Muito emocionada, é assim que Francia Márquez inicia o discurso que fez ao receber o prêmio Goldman, em 2018, por sua liderança ambiental. A premiação é considerada o Prêmio Nobel dos ambientalistas.

Para chegar até o segundo posto mais alto da política colombiana, Francia realizou uma longa jornada e empreendeu — literalmente — uma caminhada extensa até se tornar símbolo não só de seu país, mas referência para todo o continente. 

Primeiros passos

Dizem que La Toma está toda assentada sobre o ouro e, como uma característica do realismo mágico colombiano, está envolta nas mais cruéis contradições: 

“Banhada por sete rios, não tem água potável. Suas terras abrigam uma usina hidrelétrica, mas pagam mais caro que o resto do país por energia. Eles nunca se sentiram tão inseguros como quando uma base militar foi instalada em seu território. E eles nunca foram tão pobres como no dia em que o mundo soube que estavam cheios de ouro”. Essa é a descrição do local feita pelo site Terra de Resistentes.

A hidrelétrica Salvaijna foi construída em 1985 e mudou para sempre a relação que os habitantes do município de Suárez teriam com o rio Cauca. “Como fruto dessa represa, ocorreu um grande fenômeno de deslocamento da população. Quando se intervém em uma comunidade com um projeto transnacional, isso impacta a sociedade negativamente”, conta, em entrevista à ComunicaSul, Héctor Marino Carabali Chrupi, porta-voz da Coordenação Étnica Nacional da Paz (Cenpaz) e da Coordenação de Comunidades e Organizações Afrodescendentes (Conafro). 

De origem pobre, mãe solteira e ex-empregada doméstica, a líder feminista Francia Márquez se formou em Direito para defender a natureza e sua comunidade de origem quilombola

Twitter Francia Márquez
Com Francia, será a primeira vez que os "nadies" ninguéns, ocuparão a Casa de Nariño, o governo na Colômbia

Estima-se que a construção tenha obrigado o deslocamento de mais de seis mil pessoas.
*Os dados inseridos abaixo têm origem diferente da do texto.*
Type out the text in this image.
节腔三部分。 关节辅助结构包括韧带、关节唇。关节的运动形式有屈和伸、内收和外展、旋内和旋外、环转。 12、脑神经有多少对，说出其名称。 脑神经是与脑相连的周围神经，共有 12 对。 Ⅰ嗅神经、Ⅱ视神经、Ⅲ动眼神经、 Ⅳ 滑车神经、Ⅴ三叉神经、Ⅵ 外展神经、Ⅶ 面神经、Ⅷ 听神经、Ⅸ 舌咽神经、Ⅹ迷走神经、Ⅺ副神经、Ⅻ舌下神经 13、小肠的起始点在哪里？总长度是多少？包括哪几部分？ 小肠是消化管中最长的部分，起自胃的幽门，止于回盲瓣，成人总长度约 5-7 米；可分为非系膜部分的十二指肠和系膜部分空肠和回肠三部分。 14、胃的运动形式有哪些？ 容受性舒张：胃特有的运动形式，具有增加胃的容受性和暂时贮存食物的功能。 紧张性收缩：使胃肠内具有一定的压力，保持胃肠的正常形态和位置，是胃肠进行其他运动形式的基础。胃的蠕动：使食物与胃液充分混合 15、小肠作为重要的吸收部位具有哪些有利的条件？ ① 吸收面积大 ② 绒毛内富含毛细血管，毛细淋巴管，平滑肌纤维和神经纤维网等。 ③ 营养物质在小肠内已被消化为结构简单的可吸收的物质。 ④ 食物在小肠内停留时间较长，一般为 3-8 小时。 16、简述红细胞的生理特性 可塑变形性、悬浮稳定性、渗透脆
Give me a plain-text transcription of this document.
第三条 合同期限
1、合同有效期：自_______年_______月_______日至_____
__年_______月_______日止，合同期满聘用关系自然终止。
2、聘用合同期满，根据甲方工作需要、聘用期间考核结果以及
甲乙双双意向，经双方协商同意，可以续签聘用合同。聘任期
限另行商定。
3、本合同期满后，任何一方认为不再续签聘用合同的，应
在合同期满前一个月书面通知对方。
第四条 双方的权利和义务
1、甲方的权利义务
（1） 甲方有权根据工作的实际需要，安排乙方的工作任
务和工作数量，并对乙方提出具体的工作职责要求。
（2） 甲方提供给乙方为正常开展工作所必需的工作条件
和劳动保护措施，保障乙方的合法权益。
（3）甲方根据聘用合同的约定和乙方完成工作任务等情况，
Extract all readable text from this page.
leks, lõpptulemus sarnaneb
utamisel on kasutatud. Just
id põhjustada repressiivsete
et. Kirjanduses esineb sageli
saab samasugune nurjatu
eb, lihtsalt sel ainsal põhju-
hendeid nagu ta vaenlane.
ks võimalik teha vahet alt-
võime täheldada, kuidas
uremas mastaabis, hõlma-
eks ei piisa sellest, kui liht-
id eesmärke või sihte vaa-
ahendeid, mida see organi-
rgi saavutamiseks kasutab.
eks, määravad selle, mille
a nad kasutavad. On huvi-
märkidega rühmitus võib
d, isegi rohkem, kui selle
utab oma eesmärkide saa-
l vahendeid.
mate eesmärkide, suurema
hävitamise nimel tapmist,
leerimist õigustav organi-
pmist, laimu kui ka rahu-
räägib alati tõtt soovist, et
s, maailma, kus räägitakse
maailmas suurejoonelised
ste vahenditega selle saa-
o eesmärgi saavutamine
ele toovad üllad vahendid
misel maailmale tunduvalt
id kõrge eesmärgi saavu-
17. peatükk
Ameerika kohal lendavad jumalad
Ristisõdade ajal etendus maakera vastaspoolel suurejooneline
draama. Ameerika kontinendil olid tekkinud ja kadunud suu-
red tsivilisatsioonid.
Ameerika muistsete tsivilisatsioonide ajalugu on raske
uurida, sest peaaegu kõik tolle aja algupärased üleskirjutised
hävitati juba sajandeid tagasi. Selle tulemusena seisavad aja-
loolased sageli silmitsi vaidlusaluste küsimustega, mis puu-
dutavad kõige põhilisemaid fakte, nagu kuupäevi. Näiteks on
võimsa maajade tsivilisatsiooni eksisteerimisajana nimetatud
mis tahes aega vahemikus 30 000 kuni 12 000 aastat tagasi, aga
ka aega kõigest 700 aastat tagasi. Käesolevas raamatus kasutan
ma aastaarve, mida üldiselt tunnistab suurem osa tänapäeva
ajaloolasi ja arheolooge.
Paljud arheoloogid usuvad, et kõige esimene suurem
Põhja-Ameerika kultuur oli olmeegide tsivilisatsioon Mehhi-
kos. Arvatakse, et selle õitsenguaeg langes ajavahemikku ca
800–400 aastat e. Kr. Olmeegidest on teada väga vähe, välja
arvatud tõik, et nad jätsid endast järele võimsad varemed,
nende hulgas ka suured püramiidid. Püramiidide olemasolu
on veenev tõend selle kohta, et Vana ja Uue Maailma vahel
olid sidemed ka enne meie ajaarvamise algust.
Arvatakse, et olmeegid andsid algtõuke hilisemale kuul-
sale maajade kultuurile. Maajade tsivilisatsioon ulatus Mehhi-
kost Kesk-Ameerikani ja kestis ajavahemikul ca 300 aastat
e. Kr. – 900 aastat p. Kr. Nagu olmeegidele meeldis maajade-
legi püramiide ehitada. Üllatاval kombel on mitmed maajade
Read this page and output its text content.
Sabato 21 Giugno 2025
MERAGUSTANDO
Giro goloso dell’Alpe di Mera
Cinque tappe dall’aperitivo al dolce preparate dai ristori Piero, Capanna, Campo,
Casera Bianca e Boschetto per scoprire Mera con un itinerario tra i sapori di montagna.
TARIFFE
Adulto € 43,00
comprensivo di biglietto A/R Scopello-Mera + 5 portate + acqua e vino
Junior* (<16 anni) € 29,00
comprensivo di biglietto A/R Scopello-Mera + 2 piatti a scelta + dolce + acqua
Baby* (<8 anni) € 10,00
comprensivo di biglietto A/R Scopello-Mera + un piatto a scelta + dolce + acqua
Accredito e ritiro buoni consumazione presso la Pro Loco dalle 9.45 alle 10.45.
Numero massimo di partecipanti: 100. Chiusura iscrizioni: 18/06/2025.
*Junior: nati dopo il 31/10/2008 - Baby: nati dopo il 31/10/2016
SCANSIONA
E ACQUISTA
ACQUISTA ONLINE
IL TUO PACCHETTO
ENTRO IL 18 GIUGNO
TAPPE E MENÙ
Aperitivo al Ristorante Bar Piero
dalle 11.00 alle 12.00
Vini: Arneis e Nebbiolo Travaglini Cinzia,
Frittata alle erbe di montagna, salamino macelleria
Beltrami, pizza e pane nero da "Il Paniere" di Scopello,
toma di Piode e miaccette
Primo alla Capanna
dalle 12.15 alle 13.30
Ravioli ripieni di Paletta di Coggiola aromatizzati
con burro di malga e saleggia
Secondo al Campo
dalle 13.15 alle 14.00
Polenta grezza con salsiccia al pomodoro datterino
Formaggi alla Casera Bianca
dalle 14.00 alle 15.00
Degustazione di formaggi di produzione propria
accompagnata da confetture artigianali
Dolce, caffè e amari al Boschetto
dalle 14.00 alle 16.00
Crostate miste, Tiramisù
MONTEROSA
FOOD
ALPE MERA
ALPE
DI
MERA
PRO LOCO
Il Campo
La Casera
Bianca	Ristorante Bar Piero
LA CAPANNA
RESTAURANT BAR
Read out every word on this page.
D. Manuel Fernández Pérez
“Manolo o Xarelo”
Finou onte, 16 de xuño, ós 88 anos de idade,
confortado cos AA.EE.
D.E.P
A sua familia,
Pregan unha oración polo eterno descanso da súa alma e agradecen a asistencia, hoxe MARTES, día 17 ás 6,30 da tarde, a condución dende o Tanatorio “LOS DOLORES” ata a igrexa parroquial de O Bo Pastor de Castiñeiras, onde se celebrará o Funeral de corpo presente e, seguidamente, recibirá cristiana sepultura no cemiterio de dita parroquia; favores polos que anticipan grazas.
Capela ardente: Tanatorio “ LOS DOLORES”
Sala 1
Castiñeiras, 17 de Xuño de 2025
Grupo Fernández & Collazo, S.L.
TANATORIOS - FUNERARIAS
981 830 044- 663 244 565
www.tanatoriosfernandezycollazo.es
Em 2006, o município de Suárez tinha 18 mil habitantes, contra 23,5 mil registrados em 1993. De acordo com o Tribunal Permanente dos Povos, militares e paramilitares atuaram para despejar a população.

A comunidade de La Toma ficou traumatizada e reagiu quando, anos mais tarde, começaram as tratativas para desviar o rio Ovejas e assim aumentar em 20% a capacidade da hidrelétrica Salvaijna. Francia Márquez tinha neste momento 13 anos e começou a participar das assembleias comunitárias de populações negras que discutiam esse impacto em seus povoados. 

Já afetados por tudo que envolveu essa construção, a população se opôs veementemente ao desvio do rio e passou a cobrar as contrapartidas prometidas na época de implantação do projeto. Desta época data a mais antiga entrevista de Francia a uma TV nacional colombiana. Ela tinha apenas 14 anos e criticava a precariedade da educação para aqueles que, como ela, eram jovens negros em La Toma. 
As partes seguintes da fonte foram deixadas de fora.